Pros Fascinating depictions of character traits, and historical accuracy.
Cons Didn't delve into certain specifics as much as might be desired.
Recommended it? Yes
The Bottom Line:  Nice retelling of history, with good acting and excellent delivery.
There they go, down the bunny trail. The bunny trail to massive, computer-fueled riches, I mean.

Steve Jobs and Bill Gates are two of the Information Age's archetypical players, so it's only right that they be portrayed in the medium most suited to the Age: audio-visual. Because, evidently, nobody reads in the Information Age.

Including me, it seems. The movie is based on a the book, "Fire In The Valley," by Paul Freiberger and Michael Swaine, which is probably pretty darned good ('cause the film rocks).

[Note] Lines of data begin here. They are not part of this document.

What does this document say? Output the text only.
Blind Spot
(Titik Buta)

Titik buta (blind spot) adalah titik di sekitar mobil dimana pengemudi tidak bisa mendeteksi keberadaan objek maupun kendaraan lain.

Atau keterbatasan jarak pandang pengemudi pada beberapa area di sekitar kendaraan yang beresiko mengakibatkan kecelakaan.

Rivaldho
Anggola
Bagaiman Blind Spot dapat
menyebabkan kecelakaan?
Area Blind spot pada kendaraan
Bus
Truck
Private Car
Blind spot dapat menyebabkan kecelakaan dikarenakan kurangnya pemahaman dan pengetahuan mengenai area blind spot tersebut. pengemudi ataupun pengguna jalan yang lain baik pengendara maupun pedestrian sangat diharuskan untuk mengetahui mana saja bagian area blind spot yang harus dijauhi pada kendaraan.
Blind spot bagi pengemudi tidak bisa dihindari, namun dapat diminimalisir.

Anyway, the actors do a fine job with the sundry real-life personages. Anthony Michael Hall, in particular, does a startlingly-good rendition of a very creepy Bill Gates.

Which brings up another point: this movie is not afraid of stepping on some toes, even when those toes are attached to dudes who carry billions of dollars around as spending money. As one might grasp from the title, this is a movie about how Jobs and Gates were not involved in invention and innovation at the outset of the Computer Revolution, they were also hungrily plundering every technology, from every source, they could lay their hands on.

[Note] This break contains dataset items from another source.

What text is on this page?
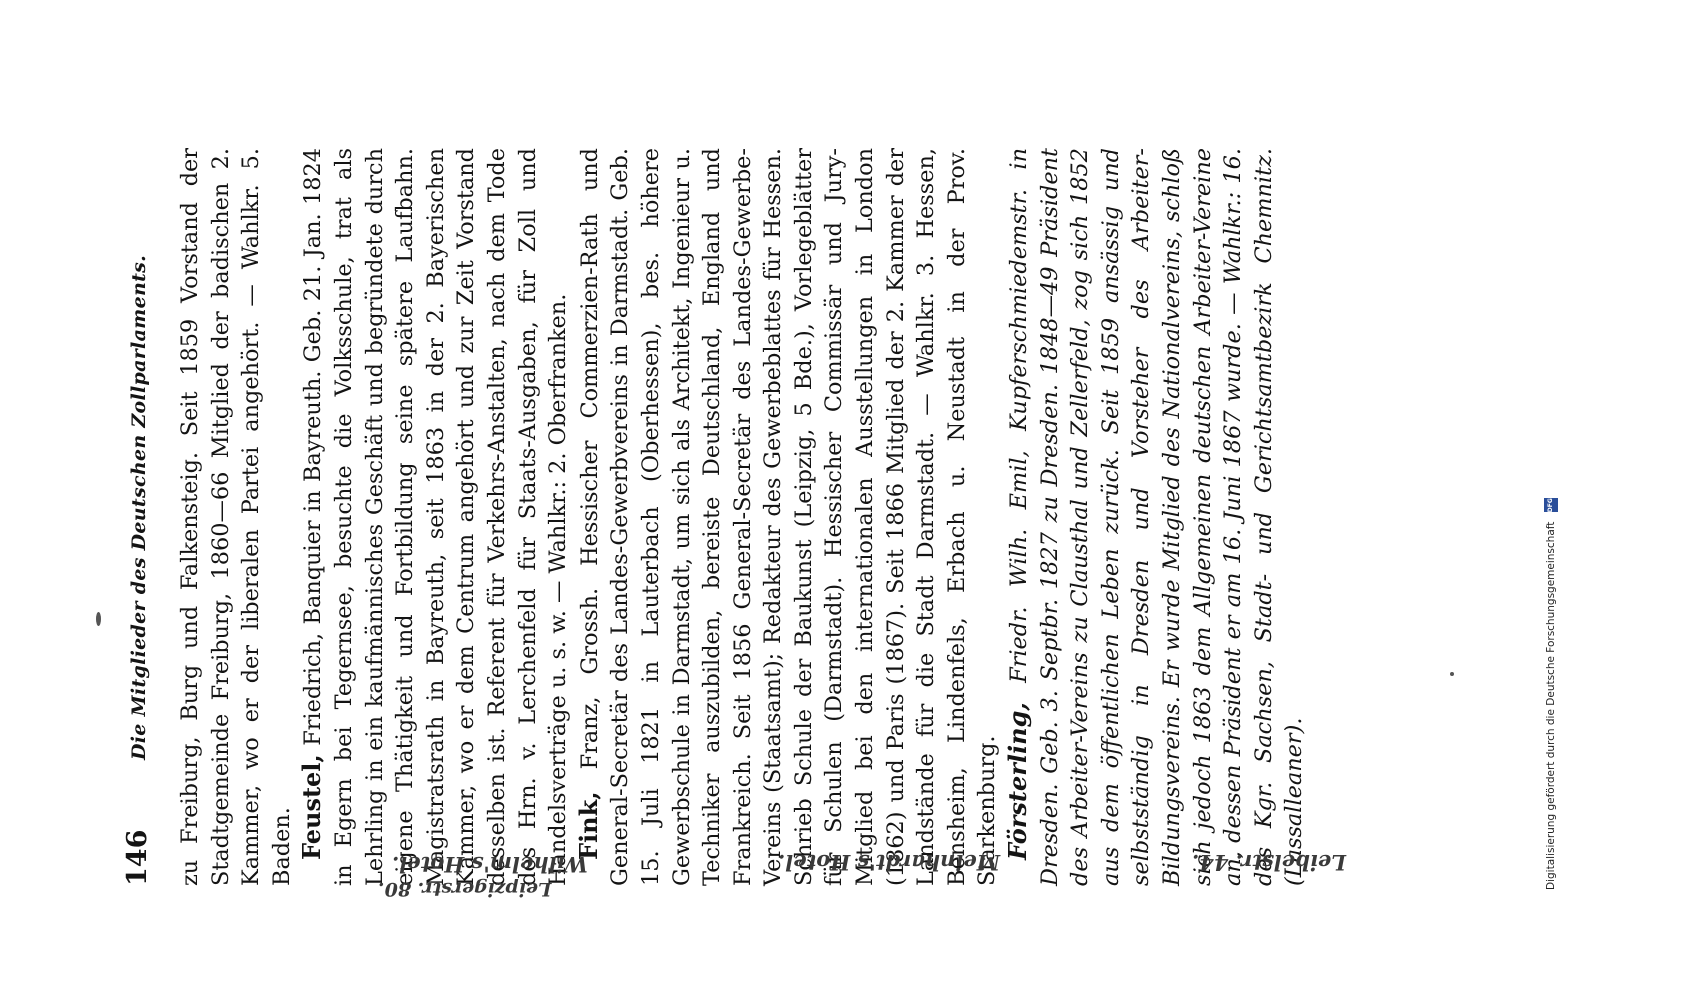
146
Die Mitglieder des Deutschen Zollparlaments. zu Freiburg, Burg und Falkensteig. Seit 1859 Vorstand der Stadtgemeinde Freiburg, 1860—66 Mitglied der badischen 2. Kammer, wo er der liberalen Partei angehört. — Wahlkr. 5. Baden. Feustel, Friedrich, Banquier in Bayreuth. Geb. 21. Jan. 1824 in Egern bei Tegernsee, besuchte die Volksschule, trat als Lehrling in ein kaufmännisches Geschäft und begründete durch eigene Thätigkeit und Fortbildung seine spätere Laufbahn. Magistratsrath in Bayreuth, seit 1863 in der 2. Bayerischen Kammer, wo er dem Centrum angehört und zur Zeit Vorstand desselben ist. Referent für Verkehrs-Anstalten, nach dem Tode des Hrn. v. Lerchenfeld für Staats-Ausgaben, für Zoll und Handelsverträge u. s. w. — Wahlkr.: 2. Oberfranken. Fink, Franz, Grossh. Hessischer Commerzien-Rath und General-Secretär des Landes-Gewerbvereins in Darmstadt. Geb. 15. Juli 1821 in Lauterbach (Oberhessen), bes. höhere Gewerbschule in Darmstadt, um sich als Architekt, Ingenieur u. Techniker auszubilden, bereiste Deutschland, England und Frankreich. Seit 1856 General-Secretär des Landes-Gewerbe-Vereins (Staatsamt); Redakteur des Gewerbeblattes für Hessen. Schrieb Schule der Baukunst (Leipzig, 5 Bde.), Vorlegeblätter für Schulen (Darmstadt). Hessischer Commissär und Jury-Mitglied bei den internationalen Ausstellungen in London (1862) und Paris (1867). Seit 1866 Mitglied der 2. Kammer der Landstände für die Stadt Darmstadt. — Wahlkr. 3. Hessen, Bensheim, Lindenfels, Erbach u. Neustadt in der Prov. Starkenburg. Försterling, Friedr. Wilh. Emil, Kupferschmiedemstr. in Dresden. Geb. 3. Septbr. 1827 zu Dresden. 1848—49 Präsident des Arbeiter-Vereins zu Clausthal und Zellerfeld, zog sich 1852 aus dem öffentlichen Leben zurück. Seit 1859 ansässig und selbstständig in Dresden und Vorsteher des Arbeiter-Bildungsvereins. Er wurde Mitglied des Nationalvereins, schloß sich jedoch 1863 dem Allgemeinen deutschen Arbeiter-Vereine an, dessen Präsident er am 16. Juni 1867 wurde. — Wahlkr.: 16. des Kgr. Sachsen, Stadt- und Gerichtsamtbezirk Chemnitz. (Lassalleaner).

Wilhelm's Hotel.
Leipzigerstr. 80.
Meinhardt's Hotel.	Leibelstr. 44.	Digitalisierung gefördert durch die Deutsche Forschungsgemeinschaft DFG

And plunder they did. It's quite amazing (if accurate) to notice that the genius of these men was not so much in the technological development arena, but in their command of nascent business concepts. From salesmanship to financing to licensing to management...these guys were not afraid of demolishing old, archaic models, and starting something wholly new.

Of course, they were wrong sometimes, too. Which is also covered in the film. In particular, Jobs' treatment of his babymomma is dealt with extensively, and brutally.

The film uses some other tactics that are nifty, as well. The main (dual) narrative is carried by voiceovers from the characters of Steve Wozniak and Steve Ballmer; in real life, both are mighty computer titans in their own right, but obvious second fiddles to the ubergeeks Jobs and Gates. This lends an authority of insight that might otherwise have been lacking, but doesn't intrude on the "main" characters, or force them to tell their own stories, which would have been distracting and come across twice as false.

Some of the plot elements are certainly dramatized, and some are apocryphal, and some are just stupidly fake, but most of it follows the true storyline of history. And what a wild ride it is.

I would have liked to just a bit more about where the two men came from...about their parents and home lives and upbringing. But that's not a major shortcoming.

All in all, a solid story, well told. Check it out-- you won't be sorry.